Archive for March 14th, 2008

I’ve stopped using the concept of inerrancy in discussions about the Bible; mostly because the way I describe the Bible’s authority and God-givenness do not require me to make reference to inerrancy.  It just isn’t a question I am forced to ask.  Even for people who do talk about inerrancy, usually to affirm it, it is not an essential doctrine; that is, it is required only in conjunction with particular arguments for the authority of the Bible.That being said, and in light of this, I ran across a couple of interesting passages in the fourth chapter of Schmitt’s “Political Theology” that casts the relationship between inerrancy and authority in a new light:

Infallibility was for [De Maistre] the essence of the decision that cannot be appealed, and that the infallibility of the spiritual order was of the same nature as the sovereignty of the state order.  The two words infallibility and sovereignty were ‘perfectly synonymous.’

And,

In practice, not to be subject to error and not to be accused of error were for him the same.  The important point was that no higher authority could review the decision.

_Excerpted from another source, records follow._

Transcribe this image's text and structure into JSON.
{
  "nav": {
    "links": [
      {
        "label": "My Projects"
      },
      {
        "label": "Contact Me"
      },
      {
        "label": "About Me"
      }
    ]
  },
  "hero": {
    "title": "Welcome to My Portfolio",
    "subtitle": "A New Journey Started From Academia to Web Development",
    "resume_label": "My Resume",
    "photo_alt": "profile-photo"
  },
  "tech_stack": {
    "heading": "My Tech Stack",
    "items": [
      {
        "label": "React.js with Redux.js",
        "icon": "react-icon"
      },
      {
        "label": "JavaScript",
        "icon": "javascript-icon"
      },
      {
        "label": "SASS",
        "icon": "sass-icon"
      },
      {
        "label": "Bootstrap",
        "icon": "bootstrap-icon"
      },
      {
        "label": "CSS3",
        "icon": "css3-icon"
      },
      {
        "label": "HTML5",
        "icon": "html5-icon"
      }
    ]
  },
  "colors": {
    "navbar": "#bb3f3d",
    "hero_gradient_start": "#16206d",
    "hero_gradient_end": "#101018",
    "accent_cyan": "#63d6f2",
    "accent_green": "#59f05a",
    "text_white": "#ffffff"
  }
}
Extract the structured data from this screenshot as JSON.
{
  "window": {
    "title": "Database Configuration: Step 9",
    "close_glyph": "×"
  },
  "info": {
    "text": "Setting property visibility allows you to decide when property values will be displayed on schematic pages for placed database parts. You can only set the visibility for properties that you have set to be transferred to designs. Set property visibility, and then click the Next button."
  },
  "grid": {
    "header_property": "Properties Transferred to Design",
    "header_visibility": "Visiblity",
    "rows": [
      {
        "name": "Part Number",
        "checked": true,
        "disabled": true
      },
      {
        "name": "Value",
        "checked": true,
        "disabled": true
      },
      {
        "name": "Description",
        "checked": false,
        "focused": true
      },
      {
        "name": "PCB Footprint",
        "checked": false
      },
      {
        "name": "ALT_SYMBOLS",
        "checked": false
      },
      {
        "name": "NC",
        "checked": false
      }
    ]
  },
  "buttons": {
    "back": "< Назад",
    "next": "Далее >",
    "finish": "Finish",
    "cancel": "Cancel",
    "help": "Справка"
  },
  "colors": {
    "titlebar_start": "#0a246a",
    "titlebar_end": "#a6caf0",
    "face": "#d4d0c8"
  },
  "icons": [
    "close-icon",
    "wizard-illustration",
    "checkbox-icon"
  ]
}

For myself I have taken to using the word “normative” to describe the Bible’s authority, as in, “when we say that the bible is scripture we are making a claim about its authority for our community.”  But I think what I am trying to get at is that last point; that there is no higher authority to which we might appeal.  This distinction between capacity for error and being subject to criticism is an interesting one, is is sustainable?